Sie wird ihrem israelischen Amtskollegen Eli Cohen nicht nur ihr Mitgefühl überbringen und die "uneingeschränkte Solidarität" ihres Landes. Baerbock wird ihm auch mitteilen, was ihr der Emir gesagt hat. Katar hat sich bereits als Vermittler ins Gespräch gebracht für anstehende Verhandlungen über einen Austausch der nach Gaza entführten Geiseln. Sie müssten schnell freikommen, das würde helfen, einen Flächenbrand zu verhindern. "Alle Akteure sind jetzt gefragt", sagt Baerbock. Die engsten Freunde; die direkten Nachbarn, wie Ägypten; Länder, mit denen es zuletzt eine Annäherung gegeben habe, wie Saudi-Arabien; Länder, die Einfluss nehmen können, wie Katar.
Baerbock spricht von unvorstellbaren Gräueltaten
Außerdem will Baerbock Menschen treffen, "die nicht wissen, wo ihre Familienangehörigen gerade sind.

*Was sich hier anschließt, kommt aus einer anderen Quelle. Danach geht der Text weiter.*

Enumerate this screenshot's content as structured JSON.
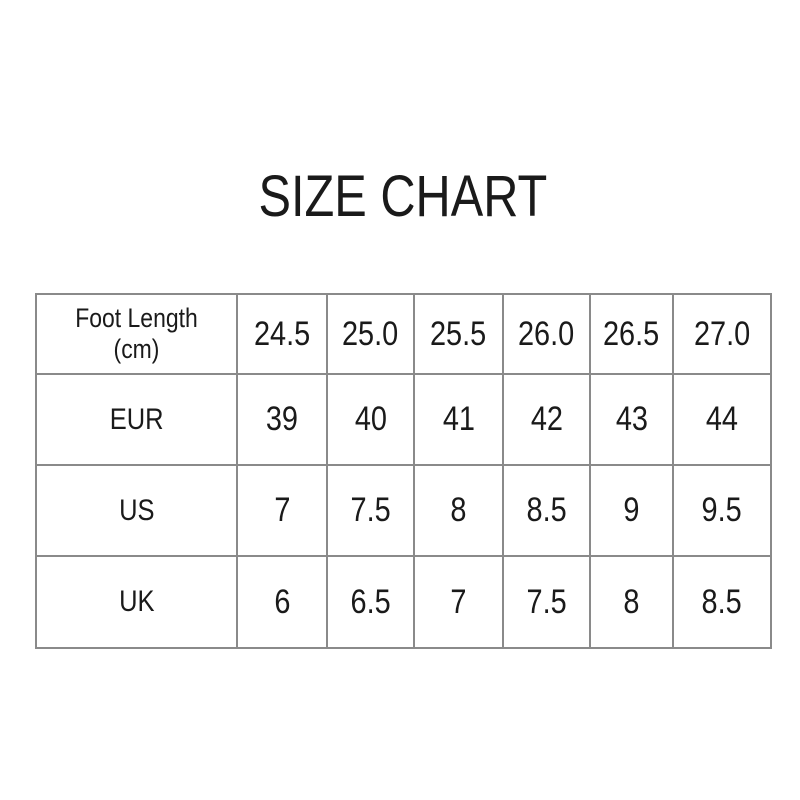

Das ist etwas, was mich jetzt schon bewegt, bevor ich überhaupt losgeflogen bin." Es wird wohl eines jener Gespräche werden, die Baerbock später als die eigentlich schweren Treffen in ihrem Amt bezeichnet. Anders als man vielleicht vermuten würde, seien das nicht unbedingt jene mit Vertretern von Diktaturen und anderen Unrechtsregimen. Sondern solche, wie das Treffen mit einem Mädchen, das sechs Jahre in ISIS-Gefangenschaft gefoltert worden ist. "Was sagt man da?", fragt Baerbock.
Die Menschen in Israel hätten Unvorstellbares erlitten. Wie sie gehetzt worden seien, abgeschlachtet, ermordet oder entführt. "Mir geht es schon so, dass ich bei manchen Videos auf Stopp drücken muss", sagt Baerbock. "So was Unvorstellbares haben wir zum Glück alle noch nicht erleben müssen, deswegen ist es nicht an uns, jetzt kluge Ratschläge zu geben."

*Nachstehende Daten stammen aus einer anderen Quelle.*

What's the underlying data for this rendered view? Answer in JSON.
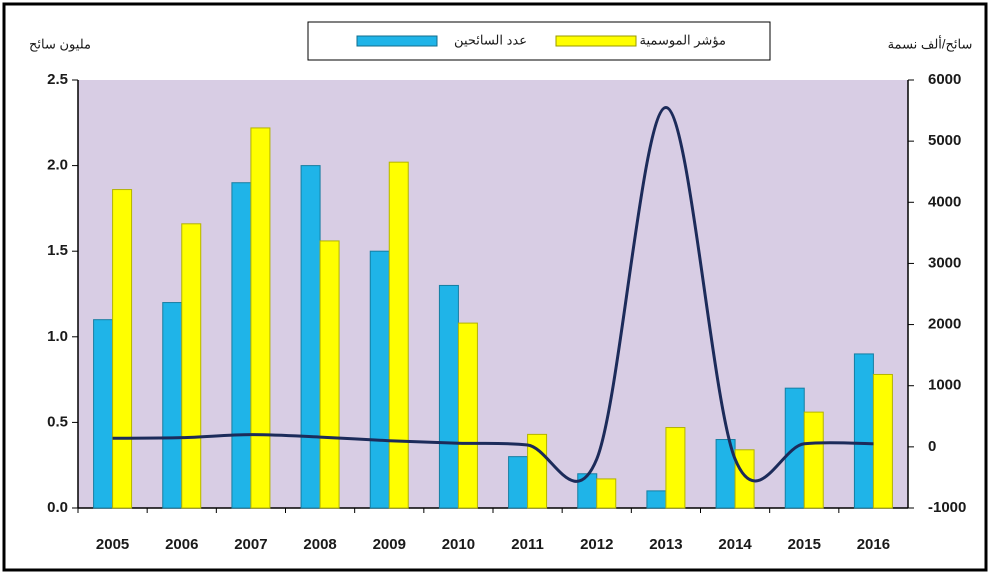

"Dann spiel ich nicht mit!"
Aber Israel soll nicht der einzige Themenblock bleiben. Das Konzept des Abends sieht vor, dass die Moderatorinnen der Befragten ein Begriffspaar vorgeben, die daraus das ihr passende Wort wählen möge.

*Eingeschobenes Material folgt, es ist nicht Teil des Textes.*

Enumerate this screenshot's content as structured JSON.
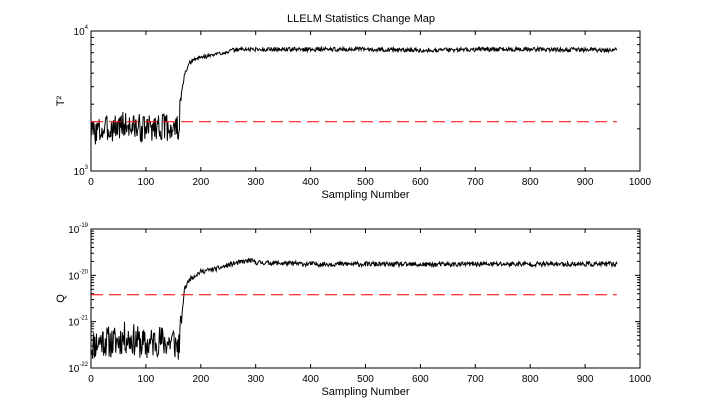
{
  "chart_data": [
    {
      "type": "line",
      "title": "LLELM Statistics Change Map",
      "xlabel": "Sampling Number",
      "ylabel": "T²",
      "xlim": [
        0,
        1000
      ],
      "ylim": [
        1000,
        10000
      ],
      "yscale": "log",
      "x_ticks": [
        0,
        100,
        200,
        300,
        400,
        500,
        600,
        700,
        800,
        900,
        1000
      ],
      "y_ticks": [
        {
          "value": 1000,
          "base": "10",
          "exp": "3"
        },
        {
          "value": 10000,
          "base": "10",
          "exp": "4"
        }
      ],
      "grid": false,
      "series": [
        {
          "color": "#000000",
          "style": "solid",
          "noise": 0.1,
          "seed": 3,
          "x": [
            0,
            20,
            40,
            60,
            80,
            100,
            120,
            140,
            155,
            160,
            165,
            170,
            180,
            190,
            200,
            210,
            220,
            240,
            260,
            270,
            300,
            400,
            500,
            600,
            700,
            800,
            900,
            950,
            958
          ],
          "y": [
            1900,
            1950,
            2050,
            2150,
            2050,
            2000,
            2100,
            2050,
            2000,
            2050,
            3600,
            4800,
            5900,
            6300,
            6500,
            6600,
            6700,
            7000,
            7300,
            7400,
            7400,
            7400,
            7400,
            7300,
            7400,
            7400,
            7350,
            7300,
            7400
          ]
        },
        {
          "color": "#ff0000",
          "style": "dashed",
          "x": [
            0,
            958
          ],
          "y": [
            2250,
            2250
          ]
        }
      ]
    },
    {
      "type": "line",
      "title": "",
      "xlabel": "Sampling Number",
      "ylabel": "Q",
      "xlim": [
        0,
        1000
      ],
      "ylim": [
        1e-22,
        1e-19
      ],
      "yscale": "log",
      "x_ticks": [
        0,
        100,
        200,
        300,
        400,
        500,
        600,
        700,
        800,
        900,
        1000
      ],
      "y_ticks": [
        {
          "value": 1e-22,
          "base": "10",
          "exp": "-22"
        },
        {
          "value": 1e-21,
          "base": "10",
          "exp": "-21"
        },
        {
          "value": 1e-20,
          "base": "10",
          "exp": "-20"
        },
        {
          "value": 1e-19,
          "base": "10",
          "exp": "-19"
        }
      ],
      "grid": false,
      "series": [
        {
          "color": "#000000",
          "style": "solid",
          "noise": 0.35,
          "seed": 11,
          "x": [
            0,
            20,
            40,
            60,
            80,
            100,
            120,
            140,
            150,
            155,
            160,
            165,
            170,
            180,
            200,
            230,
            260,
            290,
            300,
            400,
            500,
            600,
            700,
            800,
            900,
            958
          ],
          "y": [
            3e-22,
            4e-22,
            3.5e-22,
            4.5e-22,
            4e-22,
            3e-22,
            4e-22,
            3.5e-22,
            4e-22,
            3e-22,
            3e-22,
            1e-21,
            5e-21,
            8.5e-21,
            1.2e-20,
            1.4e-20,
            1.8e-20,
            2.1e-20,
            1.9e-20,
            1.75e-20,
            1.75e-20,
            1.7e-20,
            1.75e-20,
            1.75e-20,
            1.75e-20,
            1.75e-20
          ]
        },
        {
          "color": "#ff0000",
          "style": "dashed",
          "x": [
            0,
            958
          ],
          "y": [
            3.8e-21,
            3.8e-21
          ]
        }
      ]
    }
  ]
}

Also: "Neustart oder Weiterso?", fragt die Chefredakteurin.
Baerbock: "Keines von beidem."
Chefredakteurin: "Das ist das Spiel!"
Baerbock: "Dann spiel' ich nicht mit!" Sie findet, genau das sei "das Gift unserer Zeit", dieses dauernde Entweder-oder, schwarz oder weiß.
Gut, sagt die Chefredakteurin, dann anders gefragt: Halbzeit, ihr Team liegt 0:2 hinten, was sagt sie dann als Coach in der Kabine?
Baerbock: "Jedes gute Fußballspiel wird in der zweiten Halbzeit entschieden und nicht in den ersten Minuten."
Natürlich muss es in einer Gesprächsreihe einer Frauenzeitschrift auch um den Feminismus gehen, etwa darum, warum einer Umfrage zufolge zwar jede zweite Frau unter 35 Jahren sagt, sie sei Feministin, aber nur jede dritte Frau über 35. Ihre Erklärung?
Baerbock: "Wenn ich jetzt gefragt würde, ob ich Feministin bin, da müsste ich auch erst mal länger drüber nachdenken." Ihre Mutter, erzählt sie dann, sei immer für absolute Gleichberechtigung gewesen, sie habe damals in ihrem Dorf für längere Kita-Öffnungszeiten gekämpft – aber sie hätte sich wohl trotzdem nie als Feministin bezeichnet.
Es geht dann noch um das Thema "Handeschütteln" (Baerbock: "Ich halte, so bin ich erzogen worden, Handgeben für eine sehr wichtige Sache") und um die Frage "aufstehen oder liegenbleiben?" – und so kommt es am Ende des Abends doch noch zu einem Bekenntnis: Sie würde gern öfter mal länger liegenbleiben, verrät die Außenministerin, denn ihr Job bringe es leider mit sich, meist sehr früh aufzustehen. "Es ist sehr anstrengend, alles andere wäre gelogen. Aber ich habe mir diesen Job ausgesucht."
Ob sie denn auch auf ihren Reisen durch sämtliche Zeitzonen der Welt gut schlafen könne? Das gehöre zu den "Schlüsselqualifikationen" für alle, die in der internationalen Politik tätig seien, sagt Baerbock. Aber: "Das Gute daran, wenn man nicht so viel schläft, ist, dass man immer müde ist."